北海道から九州まで、全国8つの主要都市で開催しており、実技のみ、学科のみの受講も可能。先着順での応募となるので、早めにチェックしてみましょう。
ビルクリーニング技能士受検準備講習会(1級・2級・3級)について詳細はこちら

また2021年度の実技試験の内容や実技試験用の資機材一覧を、当協会ホームページで公開しています。等級ごとの実技試験の課題について、仕様/作業手順/試験時の注意事項/支給材料/試験前の準備作業/標準配置図を掲載しており、こちらも受検対策に有効な情報となっていますので、ぜひ活用してください。

合格者の声から見える効果的な対策とは

では実際に「ビルクリーニング技能検定」に合格した方々はどのように対策を進めていたのでしょうか。ここからは合格者の皆さんの声を参考に、具体的な試験対策について掘り下げていきます。もちろん試験対策のやり方に“正解”はありません。自分に適した方法を見つけるためのヒントとして活用してください。

■学科試験対策
「過去5年分の過去問題を何度も繰り返し解きました。段々と問題の傾向がわかり、気を付けるポイントが見えてきます」
「テキストに加えて、会社のオリジナルのプリントや過去問題で勉強しました。また会社がスマートフォンのアプリで作ってくれた問題集は、特に暗記の際などに役立ちました」

アプリ問題集イメージ

学科試験対策で多く聞かれたのが、“とにかく過去問題をしっかりとやり込む”という対策です。3~5年分を1回だけではなく、何度も取り組んでいる人が多く、その中で毎年の出題傾向が見えてきます。
また最近では、問題が自作できる勉強用スマホアプリなども多く登場しており、専門用語の暗記や真偽法の対策として活用することができます。正解率の向上などがデータで見れるほか、ゲーム感覚で楽しみながら学べるなど、色々な活用効果も期待できるでしょう。
なお過去3か年の問題と正答は、全国協会ホームページで公開しています。

■実技試験対策
「テキストで勉強したことを、毎日の清掃業務の中で思い出して、確認しながら仕事に取り組んでいました。結果的に毎日の仕事が、技術を身につけるための復習になりました」
「会社の研修施設が開放されているので、仕事の後に足を運んで自主練習をしていました。また現場で一緒に働く先輩社員に、実技試験に関わる作業について教えてもらうこともありました」
「会社が独自の動画を作ってくれて、通勤途中に動画を見ながらイメージトレーニングをしていました」

ポイントが一目で分かる独自の動画を作成

前述の通り、実技試験対策では練習スペースの有無が大きなポイントとなっています。一方でなかなか練習スペースが確保できない場合でも、毎日の作業現場や、一緒に働く上司や先輩社員のアドバイスを活用することで、実技試験で求められる動作や身のこなしを身につけることができます。
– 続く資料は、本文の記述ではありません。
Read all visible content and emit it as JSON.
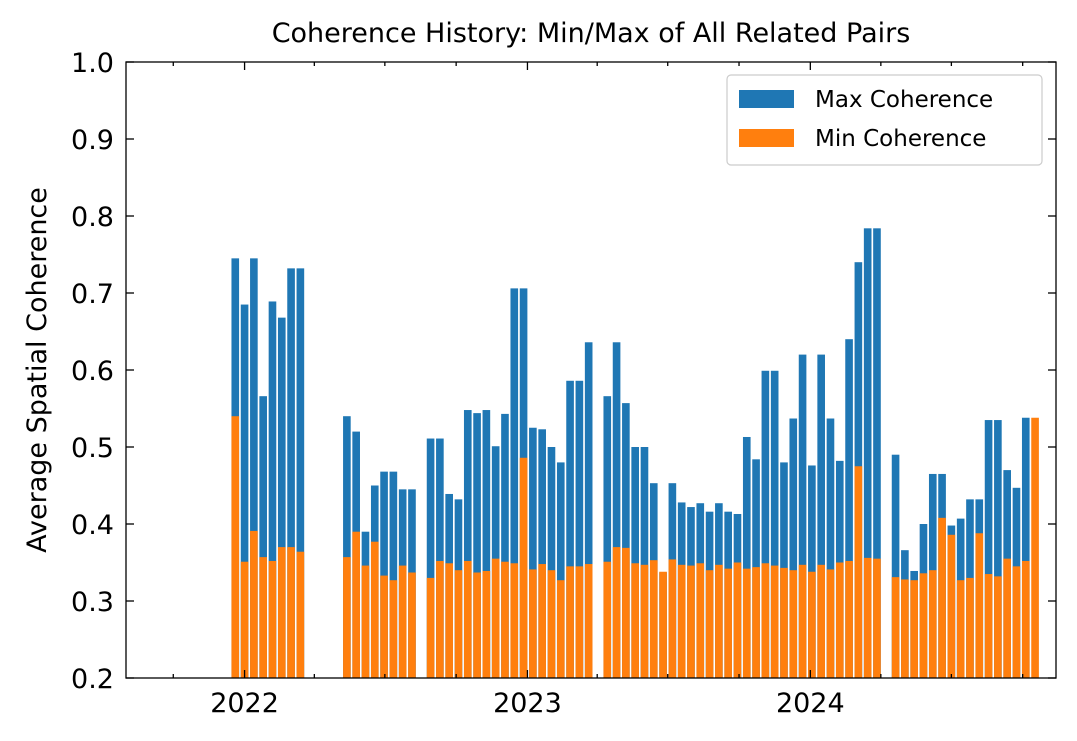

自宅での勉強が難しい実技試験対策では、毎日の仕事で得られる技術を受検対策にいかにつなげていくかがポイントとなりそうです。

■会社のサポート体制
「試験以外の悩み相談にも乗ってくれるトレーナーに恵まれて、とてもありがたかったです」
「仕事の後に研修がある日は、早めに仕事を終えられるよう会社が調整してくれて、しっかりと時間をとることができました」
「外国人社員向けに、日本語のテキストの翻訳版を会社が用意してくれました。ただし外国語では説明できない作業もあるので、そこは現場で他の社員の方に実際に作業の中で教えてもらいました」

会社として社員の受検をサポートする場合、気を付けるべきポイントも合格者の声から見えてきました。トレーナーを用意して研修の時間を設けるだけでなく、社員が受検準備をしやすい環境を整えること、教育だけでなく不安や悩みを相談できる人物を用意することも大切。制作の手間はかかりますが、社員が学びやすいよう、予想問題や実技の手順をまとめたオリジナルの教材をトレーナーの方々が自ら制作している会社も少なくありません。また技能実習生の場合は、日本語の能力などに合わせたサポートも欠かせないものとなります。
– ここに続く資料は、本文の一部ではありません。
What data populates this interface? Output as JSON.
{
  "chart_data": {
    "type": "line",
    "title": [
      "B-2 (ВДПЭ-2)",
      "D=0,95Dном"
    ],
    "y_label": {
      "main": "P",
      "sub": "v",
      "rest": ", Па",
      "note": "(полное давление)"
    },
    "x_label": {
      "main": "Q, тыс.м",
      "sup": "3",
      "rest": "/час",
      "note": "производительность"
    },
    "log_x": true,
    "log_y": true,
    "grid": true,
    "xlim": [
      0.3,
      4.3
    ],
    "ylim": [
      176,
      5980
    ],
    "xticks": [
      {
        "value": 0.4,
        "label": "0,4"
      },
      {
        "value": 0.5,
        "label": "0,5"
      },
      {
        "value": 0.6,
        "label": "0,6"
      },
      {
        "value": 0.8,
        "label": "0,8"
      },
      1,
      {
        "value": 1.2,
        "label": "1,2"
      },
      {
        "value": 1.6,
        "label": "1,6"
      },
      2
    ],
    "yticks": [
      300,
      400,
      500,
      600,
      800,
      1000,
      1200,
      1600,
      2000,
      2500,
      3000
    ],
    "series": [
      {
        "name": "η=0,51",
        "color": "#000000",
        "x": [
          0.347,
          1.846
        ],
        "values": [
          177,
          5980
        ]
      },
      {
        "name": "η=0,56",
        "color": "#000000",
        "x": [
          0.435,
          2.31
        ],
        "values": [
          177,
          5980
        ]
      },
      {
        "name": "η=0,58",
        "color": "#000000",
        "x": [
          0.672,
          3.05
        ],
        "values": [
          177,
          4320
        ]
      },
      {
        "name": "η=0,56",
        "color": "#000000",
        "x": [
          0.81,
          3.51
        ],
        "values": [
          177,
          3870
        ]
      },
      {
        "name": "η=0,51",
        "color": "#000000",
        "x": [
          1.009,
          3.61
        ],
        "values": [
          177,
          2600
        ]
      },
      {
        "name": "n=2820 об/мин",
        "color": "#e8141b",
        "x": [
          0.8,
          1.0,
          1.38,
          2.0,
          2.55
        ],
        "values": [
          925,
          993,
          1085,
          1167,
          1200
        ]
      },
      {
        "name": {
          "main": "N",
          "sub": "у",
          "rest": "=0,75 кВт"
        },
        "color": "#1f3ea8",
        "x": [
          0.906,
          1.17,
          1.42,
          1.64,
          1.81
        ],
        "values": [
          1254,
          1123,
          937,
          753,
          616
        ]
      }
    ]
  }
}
このように対策方法はさまざまですが、何より確かな合格を目指すには、早めの情報収集と受検対策のスタートがカギとなります。また会社や上司、先輩社員など、周囲の手厚いサポートが、受検者を合格に導く手助けとなるでしょう。
「ビルクリーニング技能検定」は、クリーンクルーがこれまで培った技術や知識を国家資格として証明できる貴重な機会ですので、より良い受検対策方法を見つけて、しっかりと準備をしていきましょう。